Algérie - Ras El Aioun


L'abreuvoir
«  Il est l'heure, nous rentrons ! » Je parlais à mon équipe. Ainsi le retour vers le village et ses vies se formulait dans la saveur du soir, la douceur succédait au jour endiablé et cuisant, les cœurs des blancs pèlerins battaient à l'unisson du mien et de celui de notre ménil. L'abreuvoir vert de mousse venait à notre rencontre et à celle des faméliques manades félahines. On lui prétendait une fonction de lavoir.
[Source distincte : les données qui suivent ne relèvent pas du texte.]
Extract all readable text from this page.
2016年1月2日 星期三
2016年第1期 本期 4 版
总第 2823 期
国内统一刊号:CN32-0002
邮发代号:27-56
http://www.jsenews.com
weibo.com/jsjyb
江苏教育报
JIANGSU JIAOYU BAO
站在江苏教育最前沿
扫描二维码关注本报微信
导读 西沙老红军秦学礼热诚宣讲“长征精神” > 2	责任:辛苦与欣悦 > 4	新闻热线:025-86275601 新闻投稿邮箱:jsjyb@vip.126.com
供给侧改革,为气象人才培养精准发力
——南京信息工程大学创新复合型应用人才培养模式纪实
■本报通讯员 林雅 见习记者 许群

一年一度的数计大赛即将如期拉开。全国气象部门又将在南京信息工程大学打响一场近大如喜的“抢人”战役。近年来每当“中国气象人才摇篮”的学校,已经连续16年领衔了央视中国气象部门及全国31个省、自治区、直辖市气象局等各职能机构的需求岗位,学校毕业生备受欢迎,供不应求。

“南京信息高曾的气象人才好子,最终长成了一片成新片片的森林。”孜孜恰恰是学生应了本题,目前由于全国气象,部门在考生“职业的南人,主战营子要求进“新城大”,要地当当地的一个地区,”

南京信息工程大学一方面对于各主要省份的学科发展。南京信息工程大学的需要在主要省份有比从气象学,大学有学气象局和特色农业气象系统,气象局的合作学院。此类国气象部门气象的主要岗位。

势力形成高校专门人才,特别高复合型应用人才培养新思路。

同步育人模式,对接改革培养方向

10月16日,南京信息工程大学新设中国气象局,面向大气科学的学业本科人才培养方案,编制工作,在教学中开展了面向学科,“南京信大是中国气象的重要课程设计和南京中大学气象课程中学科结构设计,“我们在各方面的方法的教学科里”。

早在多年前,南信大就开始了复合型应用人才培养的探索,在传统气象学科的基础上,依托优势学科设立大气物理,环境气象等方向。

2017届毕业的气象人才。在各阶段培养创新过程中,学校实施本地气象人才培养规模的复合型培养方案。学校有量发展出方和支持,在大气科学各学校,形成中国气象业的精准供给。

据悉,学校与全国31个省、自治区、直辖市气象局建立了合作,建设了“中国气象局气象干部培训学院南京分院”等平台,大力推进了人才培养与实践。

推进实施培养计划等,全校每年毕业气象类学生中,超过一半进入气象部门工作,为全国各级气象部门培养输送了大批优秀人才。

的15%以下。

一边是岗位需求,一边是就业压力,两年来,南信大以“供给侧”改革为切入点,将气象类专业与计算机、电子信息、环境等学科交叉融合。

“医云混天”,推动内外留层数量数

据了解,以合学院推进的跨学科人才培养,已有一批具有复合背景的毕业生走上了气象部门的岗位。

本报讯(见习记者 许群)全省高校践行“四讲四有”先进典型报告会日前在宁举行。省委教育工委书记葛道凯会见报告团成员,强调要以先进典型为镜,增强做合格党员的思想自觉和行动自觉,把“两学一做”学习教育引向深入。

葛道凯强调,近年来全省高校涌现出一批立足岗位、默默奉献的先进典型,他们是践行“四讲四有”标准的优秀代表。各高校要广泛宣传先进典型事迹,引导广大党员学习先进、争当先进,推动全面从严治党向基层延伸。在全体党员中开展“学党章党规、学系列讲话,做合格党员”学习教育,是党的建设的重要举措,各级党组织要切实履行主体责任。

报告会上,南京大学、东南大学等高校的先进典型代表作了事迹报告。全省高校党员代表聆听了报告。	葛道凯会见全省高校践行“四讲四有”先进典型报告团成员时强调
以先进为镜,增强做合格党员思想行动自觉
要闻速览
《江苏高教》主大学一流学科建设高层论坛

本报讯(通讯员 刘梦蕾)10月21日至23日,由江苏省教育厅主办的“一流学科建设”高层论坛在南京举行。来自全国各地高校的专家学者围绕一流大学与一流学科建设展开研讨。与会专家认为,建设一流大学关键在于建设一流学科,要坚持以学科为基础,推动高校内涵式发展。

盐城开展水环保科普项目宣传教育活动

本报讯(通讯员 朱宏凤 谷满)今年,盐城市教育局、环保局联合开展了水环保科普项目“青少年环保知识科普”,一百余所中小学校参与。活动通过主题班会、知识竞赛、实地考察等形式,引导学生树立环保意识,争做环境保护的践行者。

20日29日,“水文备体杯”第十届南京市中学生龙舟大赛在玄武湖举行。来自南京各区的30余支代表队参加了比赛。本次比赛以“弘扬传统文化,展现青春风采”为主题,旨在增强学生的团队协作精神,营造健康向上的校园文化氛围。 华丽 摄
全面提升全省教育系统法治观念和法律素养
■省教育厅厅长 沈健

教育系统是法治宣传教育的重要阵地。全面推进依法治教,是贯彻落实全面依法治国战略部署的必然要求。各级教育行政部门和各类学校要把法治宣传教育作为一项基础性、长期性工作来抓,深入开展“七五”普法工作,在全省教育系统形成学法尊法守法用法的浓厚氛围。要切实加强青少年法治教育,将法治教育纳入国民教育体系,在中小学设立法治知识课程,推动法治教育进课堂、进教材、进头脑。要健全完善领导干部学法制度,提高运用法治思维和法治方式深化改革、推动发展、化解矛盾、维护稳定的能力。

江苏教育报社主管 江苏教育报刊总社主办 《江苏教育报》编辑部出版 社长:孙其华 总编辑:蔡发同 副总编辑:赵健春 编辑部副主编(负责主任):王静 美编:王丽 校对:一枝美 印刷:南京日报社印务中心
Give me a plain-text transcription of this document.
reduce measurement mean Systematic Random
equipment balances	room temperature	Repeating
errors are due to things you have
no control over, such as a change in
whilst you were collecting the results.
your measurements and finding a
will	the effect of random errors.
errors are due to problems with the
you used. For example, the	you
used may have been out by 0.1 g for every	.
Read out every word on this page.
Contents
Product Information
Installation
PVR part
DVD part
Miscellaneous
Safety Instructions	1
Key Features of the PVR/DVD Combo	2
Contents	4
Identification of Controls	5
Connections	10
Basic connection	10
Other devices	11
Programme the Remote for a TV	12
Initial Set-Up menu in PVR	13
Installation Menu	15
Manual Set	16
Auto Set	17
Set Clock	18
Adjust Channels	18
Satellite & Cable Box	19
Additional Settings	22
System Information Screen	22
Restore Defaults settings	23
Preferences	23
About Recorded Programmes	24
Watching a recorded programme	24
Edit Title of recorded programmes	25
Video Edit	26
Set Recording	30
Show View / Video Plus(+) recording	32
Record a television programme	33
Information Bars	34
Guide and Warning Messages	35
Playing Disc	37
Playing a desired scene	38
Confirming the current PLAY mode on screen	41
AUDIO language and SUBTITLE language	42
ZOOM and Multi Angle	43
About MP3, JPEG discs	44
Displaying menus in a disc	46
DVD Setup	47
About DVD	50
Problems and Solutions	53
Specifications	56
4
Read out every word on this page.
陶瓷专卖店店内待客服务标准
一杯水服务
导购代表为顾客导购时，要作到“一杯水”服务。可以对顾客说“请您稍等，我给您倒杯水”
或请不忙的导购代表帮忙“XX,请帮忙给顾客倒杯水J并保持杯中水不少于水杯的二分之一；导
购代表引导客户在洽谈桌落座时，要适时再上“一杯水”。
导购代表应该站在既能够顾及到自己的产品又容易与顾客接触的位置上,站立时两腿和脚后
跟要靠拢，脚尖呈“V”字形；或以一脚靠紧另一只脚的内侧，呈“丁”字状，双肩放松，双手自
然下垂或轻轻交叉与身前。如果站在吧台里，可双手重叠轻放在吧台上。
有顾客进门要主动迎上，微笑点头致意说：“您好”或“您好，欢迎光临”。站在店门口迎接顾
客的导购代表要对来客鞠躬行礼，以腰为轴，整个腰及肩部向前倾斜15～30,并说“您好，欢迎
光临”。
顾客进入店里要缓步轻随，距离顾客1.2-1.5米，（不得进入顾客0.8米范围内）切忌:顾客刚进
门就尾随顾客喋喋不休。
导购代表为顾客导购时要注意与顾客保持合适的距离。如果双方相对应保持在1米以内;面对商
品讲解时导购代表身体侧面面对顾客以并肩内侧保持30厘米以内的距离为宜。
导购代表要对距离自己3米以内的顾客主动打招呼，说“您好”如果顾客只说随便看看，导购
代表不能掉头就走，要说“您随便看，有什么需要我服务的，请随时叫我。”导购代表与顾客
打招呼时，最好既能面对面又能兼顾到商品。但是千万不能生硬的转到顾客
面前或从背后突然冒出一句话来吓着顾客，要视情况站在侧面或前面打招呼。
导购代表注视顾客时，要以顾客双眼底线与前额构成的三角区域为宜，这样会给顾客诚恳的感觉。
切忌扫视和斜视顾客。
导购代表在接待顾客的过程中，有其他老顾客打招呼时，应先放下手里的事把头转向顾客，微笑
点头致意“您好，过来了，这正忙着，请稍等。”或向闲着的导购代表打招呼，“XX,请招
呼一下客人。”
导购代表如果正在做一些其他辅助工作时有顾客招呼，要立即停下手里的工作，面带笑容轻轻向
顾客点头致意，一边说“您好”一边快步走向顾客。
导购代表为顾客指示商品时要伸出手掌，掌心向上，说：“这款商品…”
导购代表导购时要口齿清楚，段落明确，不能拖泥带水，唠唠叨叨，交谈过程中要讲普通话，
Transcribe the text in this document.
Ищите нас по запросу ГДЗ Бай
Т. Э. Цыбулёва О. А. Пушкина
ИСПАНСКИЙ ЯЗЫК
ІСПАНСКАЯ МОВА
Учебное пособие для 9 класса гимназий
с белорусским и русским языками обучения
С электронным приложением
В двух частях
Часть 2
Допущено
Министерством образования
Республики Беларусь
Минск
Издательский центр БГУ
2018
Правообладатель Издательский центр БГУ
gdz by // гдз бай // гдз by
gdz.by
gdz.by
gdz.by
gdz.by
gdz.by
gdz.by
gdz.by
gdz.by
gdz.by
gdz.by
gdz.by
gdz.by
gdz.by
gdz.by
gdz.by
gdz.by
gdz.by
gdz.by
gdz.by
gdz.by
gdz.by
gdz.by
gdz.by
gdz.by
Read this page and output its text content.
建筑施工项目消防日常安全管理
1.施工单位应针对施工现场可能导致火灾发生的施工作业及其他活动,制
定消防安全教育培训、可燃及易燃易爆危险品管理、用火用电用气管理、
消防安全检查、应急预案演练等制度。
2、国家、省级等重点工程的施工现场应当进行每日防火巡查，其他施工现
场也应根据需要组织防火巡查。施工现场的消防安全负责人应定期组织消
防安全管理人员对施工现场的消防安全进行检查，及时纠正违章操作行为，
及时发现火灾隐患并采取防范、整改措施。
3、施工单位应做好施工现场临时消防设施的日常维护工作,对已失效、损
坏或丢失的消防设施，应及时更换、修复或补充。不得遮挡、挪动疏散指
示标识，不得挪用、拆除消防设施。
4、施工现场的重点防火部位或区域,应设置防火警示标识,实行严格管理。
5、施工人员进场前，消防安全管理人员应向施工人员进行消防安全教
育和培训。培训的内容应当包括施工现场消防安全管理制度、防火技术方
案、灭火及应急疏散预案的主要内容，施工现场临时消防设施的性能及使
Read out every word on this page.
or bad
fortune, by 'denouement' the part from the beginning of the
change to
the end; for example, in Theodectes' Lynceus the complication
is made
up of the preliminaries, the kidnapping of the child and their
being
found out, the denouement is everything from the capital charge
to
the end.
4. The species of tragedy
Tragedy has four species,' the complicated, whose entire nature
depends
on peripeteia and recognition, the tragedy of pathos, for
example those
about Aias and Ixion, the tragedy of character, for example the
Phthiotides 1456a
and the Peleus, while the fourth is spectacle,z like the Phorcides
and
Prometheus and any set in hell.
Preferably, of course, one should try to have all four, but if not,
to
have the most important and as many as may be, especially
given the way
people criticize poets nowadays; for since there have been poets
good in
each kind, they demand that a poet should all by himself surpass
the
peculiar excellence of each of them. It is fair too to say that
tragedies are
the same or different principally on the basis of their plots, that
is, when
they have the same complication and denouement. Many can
Sa margelle de gros cubes de pierre se laissaient surmonter par une dalle de schiste servant aux improbables lavandières pour frotter le linge, il y eu même deux barres de bois pour le poser. Le bassin s'enracinait sur la route de la civilisation à la sortie du bourg. Il avait été construit au début du siècle par la volonté des premiers défricheurs. Long de presque quatre mètres et large de cinquante centimètres, il avait vraisemblablement possédé un toit, peut-être en ardoise, dont il ne restait qu'un solide mur, assimilable à une cheminée ou à un minaret, que surmontait un nid de préposées cigognes, parfois en goguettes depuis cette lointaine Alsace maintes fois reconquise dans nos livres d’histoire. Les grands oiseaux se moquaient de notre faible qualité de français. Indifférents à nos drames, mes beaux amis se nourrissaient en groupes et s'ils nichaient en cette demeure, c'était à vie. À la saison, le mâle qui arrivait en premier, commençait à refaire immédiatement leur couvoir, puis rester, pendant quelques jours, à attendre l'arrivée de la femelle. Les échassiers jouaient à la girouette en glotorant, en claquant leurs becs droits et effilés comme des poignards, en pratiquant une annuelle parade nuptiale. Eux, ils étaient libres de choisir leurs visas ou passeports.